Moderne Industrieanwendungen werden ständig anspruchsvoller und leistungshungriger. Mit Condition-Monitoring, Applikationen der künstlichen Intelligenz (KI) und hochauflösender Bildverarbeitung wachsen die Datenströme ständig an. Selbst wenn die Datenströme in die Cloud technisch noch beherrschbar wären, so sind es nicht nur Performance- oder Kostengründe, die für eine Cloud-ähnliche Datenverarbeitung und Infrastruktur bereits am Edge sprechen: Einerseits sind hiermit Zentralisierung und Virtualisierung leichter möglich, andererseits wollen viele Kunden aus Vertraulichkeits- und Security-Gründen nicht, dass ihre Daten den jeweiligen Campus verlassen.
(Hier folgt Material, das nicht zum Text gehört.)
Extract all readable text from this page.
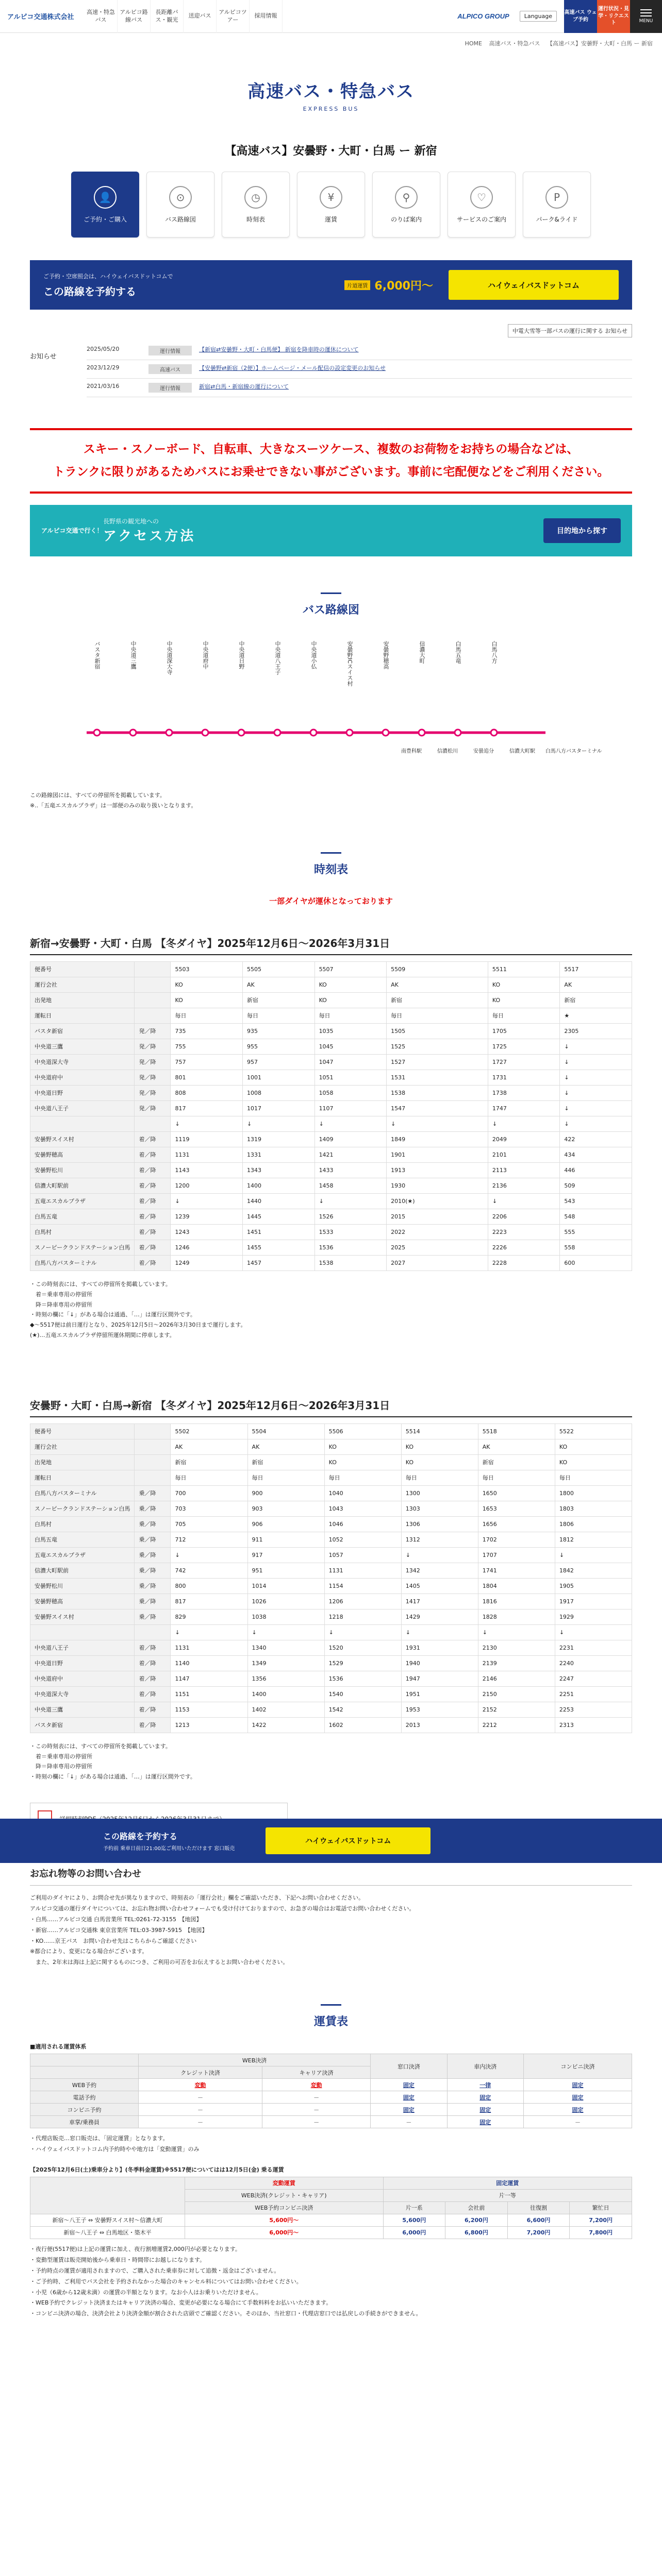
アルピコ交通株式会社
高速・特急バス
アルピコ路線バス
長距離バス・観光
送迎バス
アルピコツアー
採用情報	ALPICO GROUP	Language
高速バス ウェブ予約
運行状況・見学・リクエスト	MENU
HOME 高速バス・特急バス 【高速バス】安曇野・大町・白馬 ー 新宿
高速バス・特急バス
EXPRESS BUS
【高速バス】安曇野・大町・白馬 ー 新宿
👤
ご予約・ご購入
⊙
バス路線図
◷
時刻表
¥
運賃
⚲
のりば案内
♡
サービスのご案内
P
パーク&ライド
ご予約・空席照会は、ハイウェイバスドットコムで
この路線を予約する	片道運賃 6,000円〜	ハイウェイバスドットコム
お知らせ
中電大雪等一部バスの運行に関する お知らせ
2025/05/20	運行情報	【新宿⇄安曇野・大町・白馬便】 新宿を降車時の運休について
2023/12/29	高速バス	【安曇野⇄新宿（2便）】ホームページ・メール配信の設定変更のお知らせ
2021/03/16	運行情報	新宿⇄白馬・新宿線の運行について
スキー・スノーボード、自転車、大きなスーツケース、複数のお荷物をお持ちの場合などは、
トランクに限りがあるためバスにお乗せできない事がございます。事前に宅配便などをご利用ください。
アルピコ交通で行く！
長野県の観光地への
アクセス方法	目的地から探す
バス路線図
バスタ新宿	中央道三鷹	中央道深大寺	中央道府中	中央道日野	中央道八王子	中央道小仏	安曇野ICスイス村	安曇野穂高	信濃大町	白馬五竜	白馬八方
南豊科駅	信濃松川	安曇追分	信濃大町駅 白馬八方バスターミナル
この路線図には、すべての停留所を掲載しています。
※..「五竜エスカルプラザ」は一部便のみの取り扱いとなります。
時刻表
一部ダイヤが運休となっております
新宿→安曇野・大町・白馬 【冬ダイヤ】2025年12月6日〜2026年3月31日
便番号		5503	5505	5507	5509	5511	5517
運行会社		KO	AK	KO	AK	KO	AK
出発地		KO	新宿	KO	新宿	KO	新宿
運転日		毎日	毎日	毎日	毎日	毎日	★
バスタ新宿	発／降	735	935	1035	1505	1705	2305
中央道三鷹	発／降	755	955	1045	1525	1725	↓
中央道深大寺	発／降	757	957	1047	1527	1727	↓
中央道府中	発／降	801	1001	1051	1531	1731	↓
中央道日野	発／降	808	1008	1058	1538	1738	↓
中央道八王子	発／降	817	1017	1107	1547	1747	↓
		↓	↓	↓	↓	↓	↓
安曇野スイス村	着／降	1119	1319	1409	1849	2049	422
安曇野穂高	着／降	1131	1331	1421	1901	2101	434
安曇野松川	着／降	1143	1343	1433	1913	2113	446
信濃大町駅前	着／降	1200	1400	1458	1930	2136	509
五竜エスカルプラザ	着／降	↓	1440	↓	2010(★)	↓	543
白馬五竜	着／降	1239	1445	1526	2015	2206	548
白馬村	着／降	1243	1451	1533	2022	2223	555
スノーピークランドステーション白馬	着／降	1246	1455	1536	2025	2226	558
白馬八方バスターミナル	着／降	1249	1457	1538	2027	2228	600
・この時刻表には、すべての停留所を掲載しています。
　着＝乗車専用の停留所
　降＝降車専用の停留所
・時刻の欄に「↓」がある場合は通過、「…」は運行区間外です。
◆～5517便は前日運行となり、2025年12月5日〜2026年3月30日まで運行します。
(★)…五竜エスカルプラザ停留所運休期間に停車します。
安曇野・大町・白馬→新宿 【冬ダイヤ】2025年12月6日〜2026年3月31日
便番号		5502	5504	5506	5514	5518	5522
運行会社		AK	AK	KO	KO	AK	KO
出発地		新宿	新宿	KO	KO	新宿	KO
運転日		毎日	毎日	毎日	毎日	毎日	毎日
白馬八方バスターミナル	乗／降	700	900	1040	1300	1650	1800
スノーピークランドステーション白馬	乗／降	703	903	1043	1303	1653	1803
白馬村	乗／降	705	906	1046	1306	1656	1806
白馬五竜	乗／降	712	911	1052	1312	1702	1812
五竜エスカルプラザ	乗／降	↓	917	1057	↓	1707	↓
信濃大町駅前	乗／降	742	951	1131	1342	1741	1842
安曇野松川	乗／降	800	1014	1154	1405	1804	1905
安曇野穂高	乗／降	817	1026	1206	1417	1816	1917
安曇野スイス村	乗／降	829	1038	1218	1429	1828	1929
		↓	↓	↓	↓	↓	↓
中央道八王子	着／降	1131	1340	1520	1931	2130	2231
中央道日野	着／降	1140	1349	1529	1940	2139	2240
中央道府中	着／降	1147	1356	1536	1947	2146	2247
中央道深大寺	着／降	1151	1400	1540	1951	2150	2251
中央道三鷹	着／降	1153	1402	1542	1953	2152	2253
バスタ新宿	着／降	1213	1422	1602	2013	2212	2313
・この時刻表には、すべての停留所を掲載しています。
　着＝乗車専用の停留所
　降＝降車専用の停留所
・時刻の欄に「↓」がある場合は通過、「…」は運行区間外です。
お忘れ物等のお問い合わせ

ご利用のダイヤにより、お問合せ先が異なりますので、時刻表の「運行会社」欄をご確認いただき、下記へお問い合わせください。

アルピコ交通の運行ダイヤについては、お忘れ物お問い合わせフォームでも受け付けておりますので、お急ぎの場合はお電話でお問い合わせください。

・白馬……アルピコ交通 白馬営業所 TEL:0261-72-3155　【地図】

・新宿……アルピコ交通株 東京営業所 TEL:03-3987-5915　【地図】

・KO……京王バス　お問い合わせ先はこちらからご確認ください

※都合により、変更になる場合がございます。

　また、2年末は海は上記に関するものにつき、ご利用の可否をお伝えするとお問い合わせください。

運賃表
■適用される運賃体系
	WEB決済		窓口決済	車内決済	コンビニ決済
	クレジット決済	キャリア決済			
WEB予約	変動	変動	固定	一律	固定
電話予約	－	－	固定	固定	固定
コンビニ予約	－	－	固定	固定	固定
車掌/乗務員	－	－	－	固定	－
・代理店販売…窓口販売は、「固定運賃」となります。
・ハイウェイバスドットコム内予約時やや地方は「変動運賃」のみ
【2025年12月6日(土)乗車分より】(冬季料金運賃)※5517便についてはは12月5日(金) 乗る運賃
	変動運賃	固定運賃			
	WEB決済(クレジット・キャリア)	片一等			
	WEB予約コンビニ決済	片一系	会社前	往復割	繁忙日
新宿〜八王子 ⇔ 安曇野スイス村〜信濃大町	5,600円〜	5,600円	6,200円	6,600円	7,200円
新宿〜八王子 ⇔ 白馬地区・築木平	6,000円〜	6,000円	6,800円	7,200円	7,800円
・夜行便(5517便)は上記の運賃に加え、夜行割増運賃2,000円が必要となります。
・変動型運賃は販売開始後から乗車日・時間帯にお越しになります。
・予約時点の運賃が適用されますので、ご購入された乗車券に対して追徴・返金はございません。
・ご予約時、ご利用でバス会社を予約されなかった場合のキャンセル料についてはお問い合わせください。
・小児（6歳から12歳未満）の運賃の半額となります。なお小人はお乗りいただけません。
・WEB予約でクレジット決済またはキャリア決済の場合、変更が必要になる場合にて手数料料をお払いいただきます。
・コンビニ決済の場合、決済会社より決済金額が割合された店頭でご確認ください。そのほか、当社窓口・代理店窓口では払戻しの手続きができません。
この路線を予約する
予約前 乗車日前日21:00迄ご利用いただけます 窓口販売
ハイウェイバスドットコム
Zusätzlich lassen sich leistungsfähige KI-Beschleuniger vor Ort effizienter einbinden, und die kürzeren Datenleitungen zu einer Verarbeitung vor Ort gewährleisten eine geringere Latenz. Eine leistungsfähige Cloud- beziehungsweise Edge-IT-Infrastruktur vor Ort ermöglicht zudem eine vollständige Integration der Operational Technology (OT) in die Information-Technology (IT) statt lediglich einer Kopplung an die IT. Es spricht also vieles dafür, eine leistungsfähige Cloud-Infrastruktur nicht in einem weit entlegenen Rechenzentrum, sondern direkt vor Ort am Edge zu betreiben. Hierzu muss die Infrastruktur jedoch robust genug sein, um im rauen Industrieumfeld mit seinen Temperaturschwankungen, Vibrationen und Luftverschmutzungen zuverlässig zu funktionieren.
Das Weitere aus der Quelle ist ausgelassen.